Rafael Figueroa, emisario del son jarocho en foros mundiales

Raúl López Téllez

En Japón, en los conciertos no hay sillas, todos se sientan en el piso, refiere don Rafael Figueroa, oriundo de Tlacotalpan, Veracruz, músico fundador del grupo Siquisirí y con el que ha pisado foros en Dublín, La Habana y el mismo Lincoln Center además del país nipón.

Nacido en 1935, “Don Fallo” -como lo llamó Raúl Eduardo González en la presentación del músico homenajeado por Verso y Redoble que inició este viernes- tiene una sonrisa en todo momento.  “De chamaco me iba al fandango a estar oyendo, quiere decir que me gustaba”, dice mientras ríe.

“Yo empecé muy chico con la música, a los ocho años mi mamá me enseñó las primeras cosas; a los 14 años yo ya era trompetista de una orquesta, y ahora de viejo, desde hace 34, y ahora de viejo, desde hace 34 años me metí al son jarocho, me ha dado satisfacciones bastantes, he viajado”, dice para el-artefacto.

Sobre la evolución de la música tradicional, cree que actualmente se vuelve a vitalizar el género, “pero mucho tiempo estuvo muerta”. El son jarocho, diagnostica, “está en buena salud, afortunadamente”. A esa fuerza atribuye el que haya viajado a Irlanda, Japón, “Estados Unidos ya ni se diga”.

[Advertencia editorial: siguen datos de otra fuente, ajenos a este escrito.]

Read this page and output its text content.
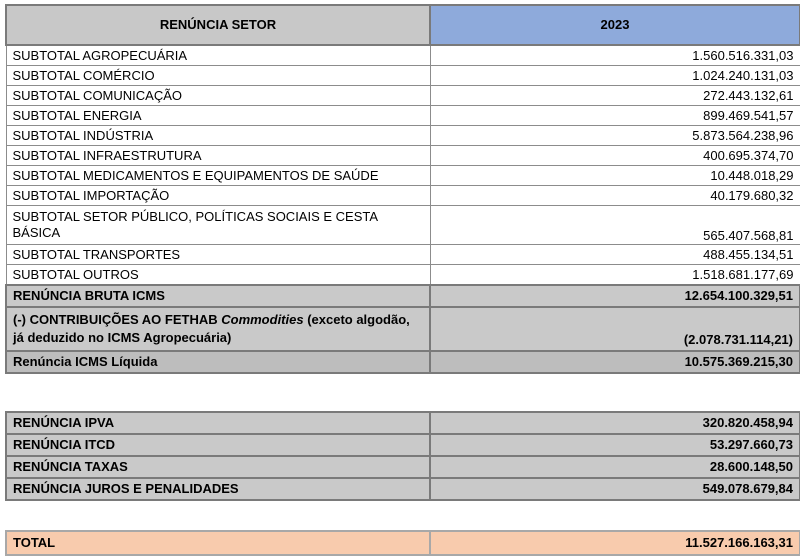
RENÚNCIA SETOR	2023
SUBTOTAL AGROPECUÁRIA	1.560.516.331,03
SUBTOTAL COMÉRCIO	1.024.240.131,03
SUBTOTAL COMUNICAÇÃO	272.443.132,61
SUBTOTAL ENERGIA	899.469.541,57
SUBTOTAL INDÚSTRIA	5.873.564.238,96
SUBTOTAL INFRAESTRUTURA	400.695.374,70
SUBTOTAL MEDICAMENTOS E EQUIPAMENTOS DE SAÚDE	10.448.018,29
SUBTOTAL IMPORTAÇÃO	40.179.680,32
SUBTOTAL SETOR PÚBLICO, POLÍTICAS SOCIAIS E CESTA BÁSICA	565.407.568,81
SUBTOTAL TRANSPORTES	488.455.134,51
SUBTOTAL OUTROS	1.518.681.177,69
RENÚNCIA BRUTA ICMS	12.654.100.329,51
(-) CONTRIBUIÇÕES AO FETHAB Commodities (exceto algodão, já deduzido no ICMS Agropecuária)	(2.078.731.114,21)
Renúncia ICMS Líquida	10.575.369.215,30
RENÚNCIA IPVA	320.820.458,94
RENÚNCIA ITCD	53.297.660,73
RENÚNCIA TAXAS	28.600.148,50
RENÚNCIA JUROS E PENALIDADES	549.078.679,84
TOTAL	11.527.166.163,31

-¿Qué ha sentido en esos escenarios?

“Ohhh”, exclama airoso. “!Imagínese qué hemos sentido!. En Japón, que por cierto ni sillas ponen, porque ahí van al piso, y ver la gente, tocando día y día en el Pabellón de México, ver a las mismas personas otra vez ahí, quiere decir que les estaba gustando, ¿no?”.